Sì, per garantire la correttezza dello svolgimento dell’audizione e prevenire eventuali contestazioni o dubbi successivi, l’articolo 473-bis.5 c.p.c. prevede la videoregistrazione dell’ascolto del minorenne.

Tale misura consente di documentare integralmente il contenuto e le modalità dell’audizione, assicurando così trasparenza, tutela del minore e rispetto delle garanzie procedurali.

Cosa deve sapere il minore prima dell’ascolto da parte del giudice?

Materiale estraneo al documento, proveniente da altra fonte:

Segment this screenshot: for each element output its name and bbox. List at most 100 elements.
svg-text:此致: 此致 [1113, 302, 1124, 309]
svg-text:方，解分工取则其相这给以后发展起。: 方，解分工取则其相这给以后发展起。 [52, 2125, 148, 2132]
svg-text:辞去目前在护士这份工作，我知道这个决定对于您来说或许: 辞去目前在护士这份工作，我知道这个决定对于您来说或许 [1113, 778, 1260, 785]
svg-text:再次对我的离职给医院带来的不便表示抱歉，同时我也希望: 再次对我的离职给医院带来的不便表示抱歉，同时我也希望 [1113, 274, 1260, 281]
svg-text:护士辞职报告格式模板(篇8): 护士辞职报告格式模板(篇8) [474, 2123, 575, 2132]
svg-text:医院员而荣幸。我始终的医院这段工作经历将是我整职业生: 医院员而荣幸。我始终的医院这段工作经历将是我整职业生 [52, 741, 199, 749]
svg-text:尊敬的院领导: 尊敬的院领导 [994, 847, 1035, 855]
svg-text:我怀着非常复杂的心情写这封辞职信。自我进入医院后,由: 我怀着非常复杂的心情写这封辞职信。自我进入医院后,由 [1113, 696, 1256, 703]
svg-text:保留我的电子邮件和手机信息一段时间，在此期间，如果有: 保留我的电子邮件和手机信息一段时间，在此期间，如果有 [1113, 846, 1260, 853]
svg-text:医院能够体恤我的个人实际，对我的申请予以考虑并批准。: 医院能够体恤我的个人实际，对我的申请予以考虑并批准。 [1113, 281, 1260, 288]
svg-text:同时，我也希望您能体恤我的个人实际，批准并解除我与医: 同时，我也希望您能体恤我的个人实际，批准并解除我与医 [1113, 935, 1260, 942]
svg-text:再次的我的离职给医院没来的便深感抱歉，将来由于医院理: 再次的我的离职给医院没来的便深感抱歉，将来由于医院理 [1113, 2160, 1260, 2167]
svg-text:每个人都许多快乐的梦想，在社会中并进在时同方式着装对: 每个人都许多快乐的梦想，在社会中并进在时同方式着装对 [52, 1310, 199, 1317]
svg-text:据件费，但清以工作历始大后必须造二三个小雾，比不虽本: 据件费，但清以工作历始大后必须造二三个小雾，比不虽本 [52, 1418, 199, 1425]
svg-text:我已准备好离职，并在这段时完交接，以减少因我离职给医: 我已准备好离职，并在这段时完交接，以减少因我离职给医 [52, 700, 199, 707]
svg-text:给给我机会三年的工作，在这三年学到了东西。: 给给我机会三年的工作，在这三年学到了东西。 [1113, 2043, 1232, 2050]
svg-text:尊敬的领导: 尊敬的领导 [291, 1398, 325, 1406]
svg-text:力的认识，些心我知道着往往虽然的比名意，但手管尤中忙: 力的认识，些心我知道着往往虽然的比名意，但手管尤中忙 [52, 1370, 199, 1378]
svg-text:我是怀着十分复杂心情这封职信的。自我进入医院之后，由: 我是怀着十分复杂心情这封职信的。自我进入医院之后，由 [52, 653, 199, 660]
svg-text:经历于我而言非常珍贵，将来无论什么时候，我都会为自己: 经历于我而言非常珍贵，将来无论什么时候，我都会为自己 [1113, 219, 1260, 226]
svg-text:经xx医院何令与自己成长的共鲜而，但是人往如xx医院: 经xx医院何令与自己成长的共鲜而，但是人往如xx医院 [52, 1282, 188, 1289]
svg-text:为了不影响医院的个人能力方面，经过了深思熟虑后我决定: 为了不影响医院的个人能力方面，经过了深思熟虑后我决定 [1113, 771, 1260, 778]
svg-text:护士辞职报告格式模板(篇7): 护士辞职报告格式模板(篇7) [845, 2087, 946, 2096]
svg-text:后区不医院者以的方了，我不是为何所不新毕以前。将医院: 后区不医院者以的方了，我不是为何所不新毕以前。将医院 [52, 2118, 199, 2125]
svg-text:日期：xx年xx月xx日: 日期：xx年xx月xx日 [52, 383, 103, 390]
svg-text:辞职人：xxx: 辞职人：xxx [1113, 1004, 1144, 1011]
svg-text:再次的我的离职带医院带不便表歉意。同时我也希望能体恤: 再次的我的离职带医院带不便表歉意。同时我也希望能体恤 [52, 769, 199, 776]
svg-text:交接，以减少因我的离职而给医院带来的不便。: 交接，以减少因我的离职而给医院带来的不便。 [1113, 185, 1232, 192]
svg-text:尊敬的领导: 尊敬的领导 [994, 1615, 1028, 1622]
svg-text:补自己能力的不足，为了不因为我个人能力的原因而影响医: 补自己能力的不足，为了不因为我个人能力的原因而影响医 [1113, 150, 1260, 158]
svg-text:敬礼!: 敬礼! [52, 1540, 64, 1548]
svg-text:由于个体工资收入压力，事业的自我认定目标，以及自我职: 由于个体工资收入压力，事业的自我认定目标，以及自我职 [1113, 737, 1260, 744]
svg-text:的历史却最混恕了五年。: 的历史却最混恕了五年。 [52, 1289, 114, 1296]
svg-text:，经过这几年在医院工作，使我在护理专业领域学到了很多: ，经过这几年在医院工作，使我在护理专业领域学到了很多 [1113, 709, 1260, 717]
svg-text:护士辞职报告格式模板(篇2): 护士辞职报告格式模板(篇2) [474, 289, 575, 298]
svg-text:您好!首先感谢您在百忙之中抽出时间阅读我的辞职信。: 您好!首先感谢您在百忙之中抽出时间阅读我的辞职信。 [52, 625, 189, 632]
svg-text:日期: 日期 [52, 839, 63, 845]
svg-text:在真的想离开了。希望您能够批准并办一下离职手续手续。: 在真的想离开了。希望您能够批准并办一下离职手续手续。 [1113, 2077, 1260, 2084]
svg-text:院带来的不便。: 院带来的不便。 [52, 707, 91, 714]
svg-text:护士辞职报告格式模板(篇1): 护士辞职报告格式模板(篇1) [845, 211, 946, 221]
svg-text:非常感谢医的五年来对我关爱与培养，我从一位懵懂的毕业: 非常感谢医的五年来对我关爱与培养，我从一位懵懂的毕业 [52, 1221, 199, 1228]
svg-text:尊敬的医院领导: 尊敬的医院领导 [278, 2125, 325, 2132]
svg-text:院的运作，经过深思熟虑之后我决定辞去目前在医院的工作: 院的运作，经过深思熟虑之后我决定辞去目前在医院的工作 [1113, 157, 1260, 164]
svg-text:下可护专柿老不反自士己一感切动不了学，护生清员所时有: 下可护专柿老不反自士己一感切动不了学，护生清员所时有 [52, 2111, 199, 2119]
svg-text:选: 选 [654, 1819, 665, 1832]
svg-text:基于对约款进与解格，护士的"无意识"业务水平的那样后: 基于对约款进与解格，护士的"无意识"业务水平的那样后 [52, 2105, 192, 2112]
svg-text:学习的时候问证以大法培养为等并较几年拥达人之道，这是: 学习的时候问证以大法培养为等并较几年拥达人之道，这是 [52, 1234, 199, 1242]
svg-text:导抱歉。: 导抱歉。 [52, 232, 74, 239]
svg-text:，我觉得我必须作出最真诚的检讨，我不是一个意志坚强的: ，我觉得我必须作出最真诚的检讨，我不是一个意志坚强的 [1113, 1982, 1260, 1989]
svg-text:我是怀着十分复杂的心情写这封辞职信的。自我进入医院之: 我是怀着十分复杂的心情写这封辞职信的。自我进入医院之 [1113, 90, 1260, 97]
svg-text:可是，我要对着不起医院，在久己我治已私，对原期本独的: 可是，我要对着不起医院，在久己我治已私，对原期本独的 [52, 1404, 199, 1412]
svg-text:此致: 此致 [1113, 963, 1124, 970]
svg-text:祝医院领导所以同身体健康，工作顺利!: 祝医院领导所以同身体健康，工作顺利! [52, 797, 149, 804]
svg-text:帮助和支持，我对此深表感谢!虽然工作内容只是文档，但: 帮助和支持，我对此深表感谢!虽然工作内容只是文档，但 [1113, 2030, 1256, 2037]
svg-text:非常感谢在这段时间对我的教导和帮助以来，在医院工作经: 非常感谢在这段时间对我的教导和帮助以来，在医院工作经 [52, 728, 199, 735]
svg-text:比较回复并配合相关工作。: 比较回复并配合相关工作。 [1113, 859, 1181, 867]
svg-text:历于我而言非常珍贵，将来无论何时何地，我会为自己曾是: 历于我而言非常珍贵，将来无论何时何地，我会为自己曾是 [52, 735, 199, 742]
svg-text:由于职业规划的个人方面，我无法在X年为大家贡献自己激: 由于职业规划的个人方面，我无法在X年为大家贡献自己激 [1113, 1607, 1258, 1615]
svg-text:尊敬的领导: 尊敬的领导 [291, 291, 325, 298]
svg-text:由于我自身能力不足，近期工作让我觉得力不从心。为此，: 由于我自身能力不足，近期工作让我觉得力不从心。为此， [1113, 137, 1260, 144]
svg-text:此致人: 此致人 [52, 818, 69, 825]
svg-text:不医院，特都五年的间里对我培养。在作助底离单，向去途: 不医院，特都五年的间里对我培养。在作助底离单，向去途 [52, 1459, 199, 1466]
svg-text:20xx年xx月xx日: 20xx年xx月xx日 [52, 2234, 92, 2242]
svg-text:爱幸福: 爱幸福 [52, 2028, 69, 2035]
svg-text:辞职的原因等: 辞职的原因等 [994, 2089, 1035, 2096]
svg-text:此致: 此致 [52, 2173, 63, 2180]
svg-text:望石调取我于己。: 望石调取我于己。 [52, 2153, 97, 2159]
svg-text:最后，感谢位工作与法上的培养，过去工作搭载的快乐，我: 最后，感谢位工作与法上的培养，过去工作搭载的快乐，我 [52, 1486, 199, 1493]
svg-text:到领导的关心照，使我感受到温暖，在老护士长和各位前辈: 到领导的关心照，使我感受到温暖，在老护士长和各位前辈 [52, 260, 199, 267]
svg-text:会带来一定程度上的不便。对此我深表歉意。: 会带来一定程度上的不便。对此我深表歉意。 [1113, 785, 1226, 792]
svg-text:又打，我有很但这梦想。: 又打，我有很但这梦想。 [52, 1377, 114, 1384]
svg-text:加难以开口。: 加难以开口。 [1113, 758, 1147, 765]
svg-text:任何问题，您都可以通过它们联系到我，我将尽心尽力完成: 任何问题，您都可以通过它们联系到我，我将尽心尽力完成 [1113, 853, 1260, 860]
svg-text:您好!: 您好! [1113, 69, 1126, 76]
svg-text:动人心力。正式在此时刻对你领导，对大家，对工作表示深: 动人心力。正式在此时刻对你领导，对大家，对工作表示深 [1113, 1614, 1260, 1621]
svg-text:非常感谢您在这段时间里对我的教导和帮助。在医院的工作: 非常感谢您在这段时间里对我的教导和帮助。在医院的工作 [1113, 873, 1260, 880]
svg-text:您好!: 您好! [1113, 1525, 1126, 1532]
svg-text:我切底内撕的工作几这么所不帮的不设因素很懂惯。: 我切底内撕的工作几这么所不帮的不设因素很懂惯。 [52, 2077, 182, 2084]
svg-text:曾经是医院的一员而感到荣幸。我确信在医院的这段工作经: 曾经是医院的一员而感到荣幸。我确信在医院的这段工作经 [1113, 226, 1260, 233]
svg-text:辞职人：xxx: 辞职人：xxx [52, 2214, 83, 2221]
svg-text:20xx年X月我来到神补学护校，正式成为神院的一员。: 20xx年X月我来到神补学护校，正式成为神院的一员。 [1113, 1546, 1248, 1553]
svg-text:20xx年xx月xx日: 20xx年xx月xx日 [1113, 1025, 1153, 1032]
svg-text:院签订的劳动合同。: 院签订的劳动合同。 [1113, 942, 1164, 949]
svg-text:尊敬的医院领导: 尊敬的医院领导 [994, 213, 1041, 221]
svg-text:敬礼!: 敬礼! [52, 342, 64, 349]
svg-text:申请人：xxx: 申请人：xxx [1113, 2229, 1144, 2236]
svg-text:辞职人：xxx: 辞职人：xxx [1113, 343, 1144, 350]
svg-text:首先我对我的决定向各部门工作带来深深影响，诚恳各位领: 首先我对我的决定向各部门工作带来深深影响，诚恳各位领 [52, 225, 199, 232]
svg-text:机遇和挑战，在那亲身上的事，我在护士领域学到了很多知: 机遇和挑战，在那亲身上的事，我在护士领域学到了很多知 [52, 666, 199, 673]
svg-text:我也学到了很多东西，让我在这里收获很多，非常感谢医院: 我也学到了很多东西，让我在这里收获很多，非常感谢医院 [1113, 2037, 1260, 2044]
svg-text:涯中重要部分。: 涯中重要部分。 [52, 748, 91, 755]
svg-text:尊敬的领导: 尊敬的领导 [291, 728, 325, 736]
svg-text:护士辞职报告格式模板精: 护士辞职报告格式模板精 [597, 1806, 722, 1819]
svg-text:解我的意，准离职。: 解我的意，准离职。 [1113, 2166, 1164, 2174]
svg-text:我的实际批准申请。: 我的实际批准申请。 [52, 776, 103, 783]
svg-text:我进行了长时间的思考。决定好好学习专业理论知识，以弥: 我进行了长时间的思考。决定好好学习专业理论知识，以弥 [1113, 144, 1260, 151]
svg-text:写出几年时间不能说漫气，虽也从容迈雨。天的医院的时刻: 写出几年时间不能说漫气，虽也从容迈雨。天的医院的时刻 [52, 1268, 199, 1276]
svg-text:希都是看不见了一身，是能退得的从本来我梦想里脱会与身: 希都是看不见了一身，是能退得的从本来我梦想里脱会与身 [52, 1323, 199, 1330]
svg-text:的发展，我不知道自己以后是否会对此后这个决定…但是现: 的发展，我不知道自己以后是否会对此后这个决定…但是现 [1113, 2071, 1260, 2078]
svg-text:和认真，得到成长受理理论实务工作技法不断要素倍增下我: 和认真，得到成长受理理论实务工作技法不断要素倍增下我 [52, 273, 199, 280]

È fondamentale che il minorenne, in conformità a quanto previsto dagli accordi internazionali, sia adeguatamente informato sulla natura del procedimento che lo riguarda e sugli effetti dell’audizione.

Spetta al giudice, infatti, fornire tali informazioni preliminari come primo atto dell’ascolto, chiarendo al minore in quale ambito si colloca l’audizione, le ragioni della sua partecipazione al giudizio, le richieste formulate dai genitori e le decisioni che saranno adottate nel corso del procedimento.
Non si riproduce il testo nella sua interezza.